À l’approche de la COP 21 fin novembre à Paris, l’urgence d’une véritable écologie – intégrale, comme le prône Laudatio si’ – apparaît de plus en plus évidente. Elle devrait aussi pointer la folle politique européenne tant en matière d’immigration qu’en matière de culture de mort. L’écologie bien comprise ne s’arrête pas à une appréhension du réchauffement climatique ou une vénération de la chlorophylle. Car, derrière la nature, il y a le Créateur. Et entre elle et Lui, il y a l’humain, dont l’étymologie latine est humus : terre, qui est aussi la racine de « humilité ».
Comme la nature et avec elle, la société humaine fait l’objet d’une écologie, d’un écosystème (science du milieu humain) qui s’achève pour la planète en politique intégrale, dans le respect notamment des familles et des nations. Ce n’est pas l’individu mais la cellule familiale qui constitue en effet le noyau fondamental du milieu humain établi sur un modèle organique. La science du milieu humain commence nécessairement par la famille pour aller jusqu’à la société nationale et internationale (famille de familles) en passant par les communautés de travail et de culture liées à l’Histoire.
Une œuvre commune
Chaque lieu communautaire, spécifié par une fonction et un bien commun différents, implique l’expérience d’une coopération en vue d’une œuvre commune pour vivre le mieux possible ensemble. Soit un engagement pratique où l’on n’est pas seul en cause, mais où l’on dépend de la volonté de plusieurs autres, selon la nature et la culture (et donc l’histoire) humaines. Rompre avec les équilibres et l’harmonie de l’« écosystème humain » de la planète par un mondialisme de mauvais aloi que ce soit en termes de biotechnologie, de productivisme ou de déplacements humains, c’est préparer la guerre et le malheur de l’homme.

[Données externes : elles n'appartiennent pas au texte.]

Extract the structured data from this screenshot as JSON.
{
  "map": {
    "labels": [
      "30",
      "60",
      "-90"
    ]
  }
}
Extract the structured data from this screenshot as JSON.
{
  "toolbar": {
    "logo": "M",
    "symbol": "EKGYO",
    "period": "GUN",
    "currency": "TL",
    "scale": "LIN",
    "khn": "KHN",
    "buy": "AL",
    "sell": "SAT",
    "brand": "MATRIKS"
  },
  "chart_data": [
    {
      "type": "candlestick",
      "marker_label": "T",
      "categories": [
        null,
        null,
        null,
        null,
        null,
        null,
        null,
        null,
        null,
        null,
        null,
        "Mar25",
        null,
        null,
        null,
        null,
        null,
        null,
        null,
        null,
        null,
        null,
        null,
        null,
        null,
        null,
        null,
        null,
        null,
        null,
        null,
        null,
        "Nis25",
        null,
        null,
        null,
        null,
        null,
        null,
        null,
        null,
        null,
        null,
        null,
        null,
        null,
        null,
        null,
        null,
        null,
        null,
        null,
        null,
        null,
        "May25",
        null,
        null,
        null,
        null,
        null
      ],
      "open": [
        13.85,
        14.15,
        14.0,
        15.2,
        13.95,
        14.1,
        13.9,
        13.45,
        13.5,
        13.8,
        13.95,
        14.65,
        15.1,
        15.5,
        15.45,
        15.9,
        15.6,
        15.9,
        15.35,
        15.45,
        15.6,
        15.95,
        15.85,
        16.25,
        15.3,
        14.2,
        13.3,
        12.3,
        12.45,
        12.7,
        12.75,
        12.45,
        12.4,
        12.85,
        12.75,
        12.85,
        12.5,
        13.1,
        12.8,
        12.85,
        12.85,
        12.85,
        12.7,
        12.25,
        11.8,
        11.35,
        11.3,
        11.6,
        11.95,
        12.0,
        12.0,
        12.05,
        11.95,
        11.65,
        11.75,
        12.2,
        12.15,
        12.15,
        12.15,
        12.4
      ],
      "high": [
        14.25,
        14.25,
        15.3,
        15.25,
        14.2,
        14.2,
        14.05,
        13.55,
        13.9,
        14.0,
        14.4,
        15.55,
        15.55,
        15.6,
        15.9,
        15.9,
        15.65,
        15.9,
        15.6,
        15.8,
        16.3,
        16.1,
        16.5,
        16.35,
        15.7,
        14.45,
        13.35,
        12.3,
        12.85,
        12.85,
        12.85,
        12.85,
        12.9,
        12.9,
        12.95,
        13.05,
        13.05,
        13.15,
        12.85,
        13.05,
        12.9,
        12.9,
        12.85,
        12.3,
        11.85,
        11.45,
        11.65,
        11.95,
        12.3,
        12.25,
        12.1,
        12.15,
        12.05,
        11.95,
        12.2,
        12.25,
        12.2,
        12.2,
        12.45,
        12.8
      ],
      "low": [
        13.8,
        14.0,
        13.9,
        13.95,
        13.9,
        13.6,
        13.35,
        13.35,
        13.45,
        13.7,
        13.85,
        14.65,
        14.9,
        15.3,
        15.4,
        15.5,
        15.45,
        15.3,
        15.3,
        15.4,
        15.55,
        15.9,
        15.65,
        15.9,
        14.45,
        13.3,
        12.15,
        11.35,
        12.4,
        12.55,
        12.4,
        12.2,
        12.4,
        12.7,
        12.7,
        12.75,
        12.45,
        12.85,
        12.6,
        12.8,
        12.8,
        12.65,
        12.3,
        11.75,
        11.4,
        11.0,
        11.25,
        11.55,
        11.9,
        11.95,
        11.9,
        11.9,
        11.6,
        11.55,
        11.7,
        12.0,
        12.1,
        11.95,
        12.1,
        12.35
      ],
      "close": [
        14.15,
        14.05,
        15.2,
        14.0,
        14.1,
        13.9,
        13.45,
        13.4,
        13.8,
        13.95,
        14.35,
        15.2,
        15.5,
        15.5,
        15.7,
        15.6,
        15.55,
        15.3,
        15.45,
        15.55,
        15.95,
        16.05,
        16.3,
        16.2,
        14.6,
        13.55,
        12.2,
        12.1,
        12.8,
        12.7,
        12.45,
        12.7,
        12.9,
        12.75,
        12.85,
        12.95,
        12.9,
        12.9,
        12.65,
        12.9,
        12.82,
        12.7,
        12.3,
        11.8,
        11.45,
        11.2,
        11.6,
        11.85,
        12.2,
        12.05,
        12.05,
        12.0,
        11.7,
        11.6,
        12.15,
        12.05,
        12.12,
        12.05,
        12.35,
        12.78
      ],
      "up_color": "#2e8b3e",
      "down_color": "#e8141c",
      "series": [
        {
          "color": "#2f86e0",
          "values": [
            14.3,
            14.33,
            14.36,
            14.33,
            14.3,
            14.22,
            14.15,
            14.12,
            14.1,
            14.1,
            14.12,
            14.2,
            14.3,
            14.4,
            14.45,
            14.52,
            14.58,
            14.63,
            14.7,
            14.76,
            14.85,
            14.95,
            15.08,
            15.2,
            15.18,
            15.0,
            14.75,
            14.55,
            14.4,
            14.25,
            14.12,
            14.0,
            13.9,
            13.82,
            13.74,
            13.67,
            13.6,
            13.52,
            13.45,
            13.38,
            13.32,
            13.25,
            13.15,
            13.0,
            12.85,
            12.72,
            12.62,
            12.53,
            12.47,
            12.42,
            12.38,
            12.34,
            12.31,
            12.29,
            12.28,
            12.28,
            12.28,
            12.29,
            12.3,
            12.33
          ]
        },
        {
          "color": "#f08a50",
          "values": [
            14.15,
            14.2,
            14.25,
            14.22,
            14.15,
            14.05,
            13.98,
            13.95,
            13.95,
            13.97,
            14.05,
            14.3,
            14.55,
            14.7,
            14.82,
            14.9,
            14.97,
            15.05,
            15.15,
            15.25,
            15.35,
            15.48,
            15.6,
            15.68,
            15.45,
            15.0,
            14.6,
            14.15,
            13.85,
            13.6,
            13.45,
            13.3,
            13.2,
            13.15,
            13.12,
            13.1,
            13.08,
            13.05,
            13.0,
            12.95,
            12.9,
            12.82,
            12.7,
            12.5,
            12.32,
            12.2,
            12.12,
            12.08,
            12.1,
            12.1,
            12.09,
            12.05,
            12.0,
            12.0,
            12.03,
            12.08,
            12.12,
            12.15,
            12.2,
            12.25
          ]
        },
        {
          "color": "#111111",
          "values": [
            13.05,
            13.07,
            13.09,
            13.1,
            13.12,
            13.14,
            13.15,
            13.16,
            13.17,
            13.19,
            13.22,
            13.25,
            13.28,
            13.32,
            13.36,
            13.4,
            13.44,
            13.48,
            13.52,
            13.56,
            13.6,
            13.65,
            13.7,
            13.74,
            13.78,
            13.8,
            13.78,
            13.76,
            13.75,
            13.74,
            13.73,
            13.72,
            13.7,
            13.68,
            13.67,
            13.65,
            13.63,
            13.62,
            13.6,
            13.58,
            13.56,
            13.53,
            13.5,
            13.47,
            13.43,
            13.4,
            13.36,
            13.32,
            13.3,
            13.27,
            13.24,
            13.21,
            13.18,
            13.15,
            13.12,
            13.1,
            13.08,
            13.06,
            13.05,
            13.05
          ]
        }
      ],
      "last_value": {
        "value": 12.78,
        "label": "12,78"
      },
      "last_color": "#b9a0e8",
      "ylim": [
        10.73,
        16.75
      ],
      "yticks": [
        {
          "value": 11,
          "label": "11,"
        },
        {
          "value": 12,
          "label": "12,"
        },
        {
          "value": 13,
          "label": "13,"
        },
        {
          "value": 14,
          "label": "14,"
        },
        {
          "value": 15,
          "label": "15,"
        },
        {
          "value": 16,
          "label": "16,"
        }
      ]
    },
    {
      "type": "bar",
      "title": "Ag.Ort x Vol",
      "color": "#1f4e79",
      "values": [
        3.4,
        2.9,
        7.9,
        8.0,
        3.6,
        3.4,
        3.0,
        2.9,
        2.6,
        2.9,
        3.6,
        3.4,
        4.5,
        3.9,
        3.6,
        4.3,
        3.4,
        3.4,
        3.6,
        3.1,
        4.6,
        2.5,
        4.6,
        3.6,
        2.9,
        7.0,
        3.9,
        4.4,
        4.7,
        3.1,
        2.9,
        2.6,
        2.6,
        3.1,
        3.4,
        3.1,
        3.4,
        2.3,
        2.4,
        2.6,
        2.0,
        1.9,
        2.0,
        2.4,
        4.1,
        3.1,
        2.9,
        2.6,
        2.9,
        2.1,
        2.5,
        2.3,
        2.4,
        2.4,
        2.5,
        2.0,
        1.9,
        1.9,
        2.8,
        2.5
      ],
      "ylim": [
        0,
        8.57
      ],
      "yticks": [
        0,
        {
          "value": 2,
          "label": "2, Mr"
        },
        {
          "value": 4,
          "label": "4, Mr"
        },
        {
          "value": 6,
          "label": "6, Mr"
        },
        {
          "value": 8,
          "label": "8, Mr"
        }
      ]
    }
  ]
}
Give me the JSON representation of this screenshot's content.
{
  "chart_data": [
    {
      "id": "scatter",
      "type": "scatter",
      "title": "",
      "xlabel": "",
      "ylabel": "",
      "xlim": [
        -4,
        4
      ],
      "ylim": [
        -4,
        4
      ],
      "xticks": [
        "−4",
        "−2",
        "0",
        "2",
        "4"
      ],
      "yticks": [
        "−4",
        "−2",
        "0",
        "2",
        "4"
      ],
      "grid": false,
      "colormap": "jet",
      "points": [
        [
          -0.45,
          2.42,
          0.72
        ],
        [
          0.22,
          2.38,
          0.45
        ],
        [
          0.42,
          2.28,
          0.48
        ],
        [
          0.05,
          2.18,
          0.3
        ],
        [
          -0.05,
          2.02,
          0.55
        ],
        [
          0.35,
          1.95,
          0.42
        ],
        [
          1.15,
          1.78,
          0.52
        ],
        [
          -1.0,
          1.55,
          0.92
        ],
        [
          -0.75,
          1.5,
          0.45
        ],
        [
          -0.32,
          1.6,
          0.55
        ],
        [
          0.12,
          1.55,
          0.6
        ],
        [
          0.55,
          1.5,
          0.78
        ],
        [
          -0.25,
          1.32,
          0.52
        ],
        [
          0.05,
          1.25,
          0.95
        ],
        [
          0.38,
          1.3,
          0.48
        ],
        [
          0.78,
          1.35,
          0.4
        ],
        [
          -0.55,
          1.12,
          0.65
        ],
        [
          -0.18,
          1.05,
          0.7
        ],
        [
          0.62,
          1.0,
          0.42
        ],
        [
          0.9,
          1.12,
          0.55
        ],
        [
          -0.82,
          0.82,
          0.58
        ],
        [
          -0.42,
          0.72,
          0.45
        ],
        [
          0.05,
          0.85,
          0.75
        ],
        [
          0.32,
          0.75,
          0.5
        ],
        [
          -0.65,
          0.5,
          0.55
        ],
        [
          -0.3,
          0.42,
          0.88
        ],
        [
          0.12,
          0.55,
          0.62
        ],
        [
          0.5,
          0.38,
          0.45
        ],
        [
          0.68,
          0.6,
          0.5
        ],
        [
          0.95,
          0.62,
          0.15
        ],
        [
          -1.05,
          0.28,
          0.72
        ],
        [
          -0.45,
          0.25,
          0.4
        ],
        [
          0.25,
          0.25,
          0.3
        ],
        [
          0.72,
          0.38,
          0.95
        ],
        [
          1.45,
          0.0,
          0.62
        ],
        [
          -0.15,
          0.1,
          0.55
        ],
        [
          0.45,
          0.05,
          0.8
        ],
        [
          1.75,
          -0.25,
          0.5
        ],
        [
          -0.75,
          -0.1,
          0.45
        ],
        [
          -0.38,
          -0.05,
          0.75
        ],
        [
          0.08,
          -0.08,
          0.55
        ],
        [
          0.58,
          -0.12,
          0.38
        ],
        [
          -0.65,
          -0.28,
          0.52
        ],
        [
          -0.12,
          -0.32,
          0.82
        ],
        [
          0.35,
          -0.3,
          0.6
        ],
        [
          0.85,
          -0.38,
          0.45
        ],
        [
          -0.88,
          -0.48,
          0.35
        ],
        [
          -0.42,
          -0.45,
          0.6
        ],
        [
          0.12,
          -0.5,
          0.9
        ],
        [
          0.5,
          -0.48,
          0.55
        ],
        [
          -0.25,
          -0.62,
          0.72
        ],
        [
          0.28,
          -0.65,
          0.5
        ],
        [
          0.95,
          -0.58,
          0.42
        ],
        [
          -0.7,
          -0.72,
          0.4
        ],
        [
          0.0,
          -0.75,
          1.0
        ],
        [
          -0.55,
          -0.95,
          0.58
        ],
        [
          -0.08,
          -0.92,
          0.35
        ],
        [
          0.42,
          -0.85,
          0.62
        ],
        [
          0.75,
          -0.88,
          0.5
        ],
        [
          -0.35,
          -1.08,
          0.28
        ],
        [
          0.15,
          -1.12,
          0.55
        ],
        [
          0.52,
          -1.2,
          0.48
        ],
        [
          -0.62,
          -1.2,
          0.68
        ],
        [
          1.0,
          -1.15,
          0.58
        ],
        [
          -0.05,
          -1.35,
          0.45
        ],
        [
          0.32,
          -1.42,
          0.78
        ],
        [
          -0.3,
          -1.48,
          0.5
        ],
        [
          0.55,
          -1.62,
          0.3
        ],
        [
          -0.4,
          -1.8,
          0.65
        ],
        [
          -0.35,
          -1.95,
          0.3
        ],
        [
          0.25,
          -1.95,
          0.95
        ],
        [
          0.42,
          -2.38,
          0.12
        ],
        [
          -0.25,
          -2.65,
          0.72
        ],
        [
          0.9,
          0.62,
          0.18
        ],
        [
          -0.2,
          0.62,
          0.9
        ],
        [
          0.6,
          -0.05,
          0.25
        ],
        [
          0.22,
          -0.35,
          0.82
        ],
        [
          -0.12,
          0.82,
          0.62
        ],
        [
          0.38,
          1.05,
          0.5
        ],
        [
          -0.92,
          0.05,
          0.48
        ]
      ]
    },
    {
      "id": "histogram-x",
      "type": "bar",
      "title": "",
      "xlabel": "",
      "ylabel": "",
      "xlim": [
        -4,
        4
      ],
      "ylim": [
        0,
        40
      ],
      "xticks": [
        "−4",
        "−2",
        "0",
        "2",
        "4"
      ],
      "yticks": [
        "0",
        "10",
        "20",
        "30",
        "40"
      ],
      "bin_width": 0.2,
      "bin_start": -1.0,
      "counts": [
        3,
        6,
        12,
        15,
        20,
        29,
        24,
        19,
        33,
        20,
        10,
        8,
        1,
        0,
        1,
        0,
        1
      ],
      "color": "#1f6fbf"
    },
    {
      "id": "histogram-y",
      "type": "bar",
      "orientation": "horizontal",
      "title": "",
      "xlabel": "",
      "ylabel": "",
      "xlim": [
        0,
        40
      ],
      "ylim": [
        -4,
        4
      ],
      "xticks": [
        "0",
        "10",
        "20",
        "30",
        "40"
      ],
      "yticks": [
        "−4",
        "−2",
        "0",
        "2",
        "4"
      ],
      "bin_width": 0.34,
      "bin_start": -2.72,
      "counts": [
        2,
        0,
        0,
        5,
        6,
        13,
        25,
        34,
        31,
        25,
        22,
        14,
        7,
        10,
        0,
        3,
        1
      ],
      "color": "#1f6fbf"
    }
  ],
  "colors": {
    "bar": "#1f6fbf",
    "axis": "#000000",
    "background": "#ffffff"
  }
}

Vivre selon la nature, pour l’homme créé à l’image de Dieu, c’est vivre selon la raison dans toutes ses dimensions dûment hiérarchisées. Ni tyranniser la nature en absolutisant « la technique et le pouvoir humain », ni l’adorer en se prêtant à « un nouveau panthéisme aux accents néo-païens ». Mais la « domestiquer » respectueusement en poursuivant en quelque sorte l’œuvre et l’ordre de Dieu : « Soyez féconds, multipliez, emplissez la terre et soumettez-la… » (Gn 1, 28). Plus qu’une science, l’écologie (le rapport de l’homme avec son milieu y compris humain) est une sagesse qui redonne à l’homme ses véritables repères, lui réapprend ses limites, sa vraie situation et sa responsabilité à l’égard de la nature et du milieu humain. C’est à la fois une école de contemplation et d’action, qui enseigne avant tout la primauté de la première sur la seconde. C’est une école d’architecture : on y apprend à conjuguer les dimensions humaines aux dimensions naturelles et divines, l’utile et le beau, l’utile et le bien, la quantité et la qualité au service de la finalité temporelle et spirituelle de l’homme. Elle démontre comment la main de l’homme peut transformer la matière sans déparer la nature, lorsqu’elle suit la main de Dieu.
Une crise morale
Entre les mythes réactualisés du bon sauvage et de Prométhée, il y a la place pour une politique écologique raisonnable. Entre la loi de la jungle et la Babel moderne du métissage obligatoire, entre la barbarie primitive et celle moderne « à visage transhumain », se tient la culture, les mœurs et les vertus chrétiennes auxquelles appelait le pape Benoît XVI avant le pape François dans une profonde révision de vie commune parce que la crise écologique est avant tout une crise morale et métaphysique.
L’urgence d’une solidarité inter- et intragénérationnelle qui se déploie dans l’espace et le temps, conformément au principe de la destination universelle des biens, ne peut se faire n’importe comment, selon le message de nos deux derniers papes. Lequel message fait irrésistiblement penser à Saint-Exupéry : « Nous ne recevons pas la terre de nos parents, nous l’empruntons à nos enfants. » Nous devons nous considérer comme débiteurs insolvables non seulement vis-à-vis de nos ancêtres mais aussi vis-à-vis des générations futures. Ainsi en va-t-il de tout patrimoine, qu’il soit naturel ou humain, de tout bien qu’il soit commun ou particulier, qui nous sont confiés comme aux intendants de la parabole, dont il dépend de faire progresser ou non le monde qui les entoure, selon les lois de la nature (humaine).